How insideLLMs works
The core loop is simple: probe, compare, decide. The implementation is deterministic so your decisions are reproducible.
The core model: deterministic probes
The harness captures prompt input, runtime context, and model output for each probe. With fixed probe definitions and versions, your baseline and candidate runs remain comparable across releases.
- Quick confidence check: run insidellms quicktest against critical prompts.
- Probe harness execution: run deterministic probe suites for baseline and candidate builds.
- Response-level comparison: generate a structured diff with risk-relevant annotations.
- CI gate: fail builds when unexpected behavioural changes are detected.
The evidence object model
Run Manifest
Structured and immutable record of every parameter used during a run.
{
"run_id": "r_8f3a1d2",
"input_bundle": "prompt.v1",
"environment": "runner.image@sha256:9d3",
"model": "llm-4.2@b7b3",
"tools": ["retrieval", "crm_lookup"],
"output": "out_v2.json",
"manifest_hash": "sha256:4b2af4c",
"signature": "sig_ed25519_aa12"
}
Diff Artefact
The diff does not decorate output; it creates the review event.
- Token and semantic deltas
- Tool side effects and permissions
- Policy severity and reason code
- Reviewer attribution for exception decisions
CI as a control surface
A CI gate links each merge request to measured behaviour. This is where deterministic testing shifts from optional validation to release policy.

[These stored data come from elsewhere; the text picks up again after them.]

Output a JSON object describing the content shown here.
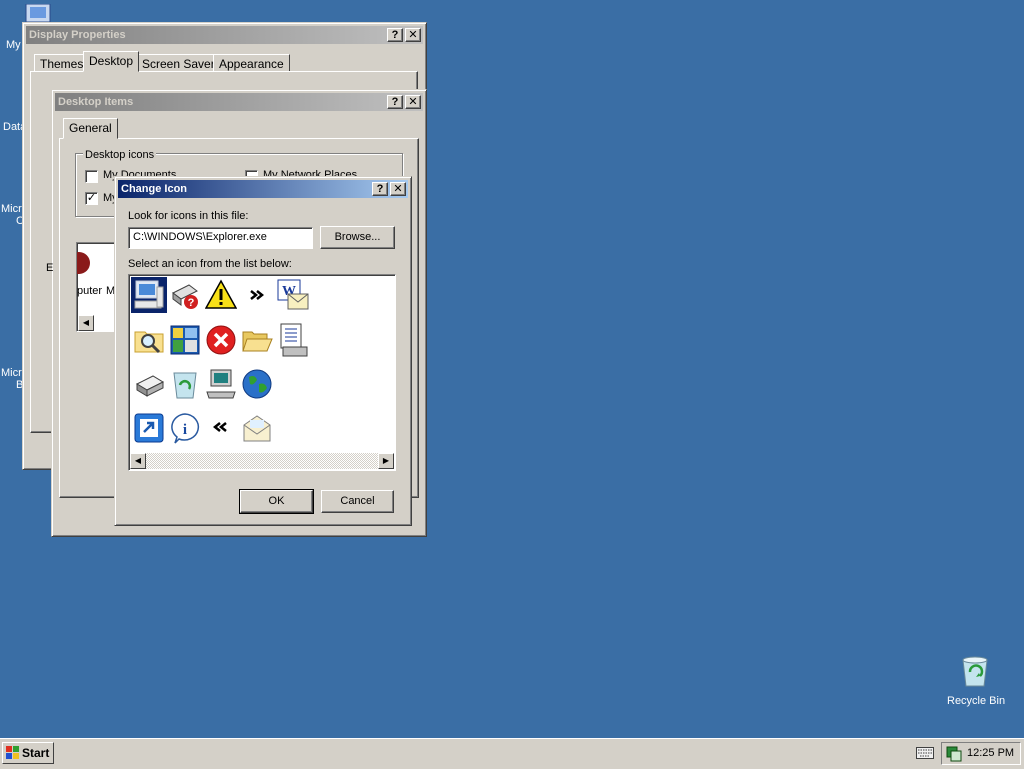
{
  "desktop": {
    "left_labels": [
      "My",
      "Data",
      "Micro",
      "C",
      "Micro",
      "B"
    ],
    "recycle_bin": "Recycle Bin"
  },
  "display_properties": {
    "title": "Display Properties",
    "tabs": [
      "Themes",
      "Desktop",
      "Screen Saver",
      "Appearance"
    ],
    "selected_tab": "Desktop"
  },
  "desktop_items": {
    "title": "Desktop Items",
    "tab": "General",
    "group_label": "Desktop icons",
    "checkboxes": [
      {
        "label": "My Documents",
        "checked": false
      },
      {
        "label": "My Network Places",
        "checked": false
      },
      {
        "label": "My",
        "checked": true
      }
    ],
    "list_fragments": [
      "E",
      "puter",
      "M"
    ]
  },
  "change_icon": {
    "title": "Change Icon",
    "file_label": "Look for icons in this file:",
    "file_value": "C:\\WINDOWS\\Explorer.exe",
    "browse_label": "Browse...",
    "list_label": "Select an icon from the list below:",
    "icons": [
      [
        "computer-icon",
        "printer-help-icon",
        "warning-icon",
        "chevron-right-icon",
        "word-document-icon"
      ],
      [
        "search-folder-icon",
        "control-panel-icon",
        "error-icon",
        "open-folder-icon",
        "text-document-icon"
      ],
      [
        "printer-icon",
        "recycle-bin-icon",
        "network-computer-icon",
        "globe-icon"
      ],
      [
        "shortcut-icon",
        "info-icon",
        "chevron-left-icon",
        "mail-icon"
      ]
    ],
    "ok_label": "OK",
    "cancel_label": "Cancel"
  },
  "taskbar": {
    "start_label": "Start",
    "clock": "12:25 PM"
  }
}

insidellms harness probes/financial.toml --output out/baseline
insidellms harness probes/financial.toml --output out/candidate
insidellms diff baseline.json candidate.json --fail-on-changes
Where to go deeper
Official docs
Use the GitHub Pages docs for canonical setup steps, golden path guidance, and command details.
Open docs site
Repository
Use the repo for source, examples, probe assets, and release notes.
Open repository
What changes for your team
Engineers
Less guessing on model updates. You get concrete, reproducible regressions tied to a patch and a run ID.
Security
Tool calls and outputs are linked, with audit references on every run.
Compliance
Review packets are repeatable and packageable for internal audit and procurement due diligence.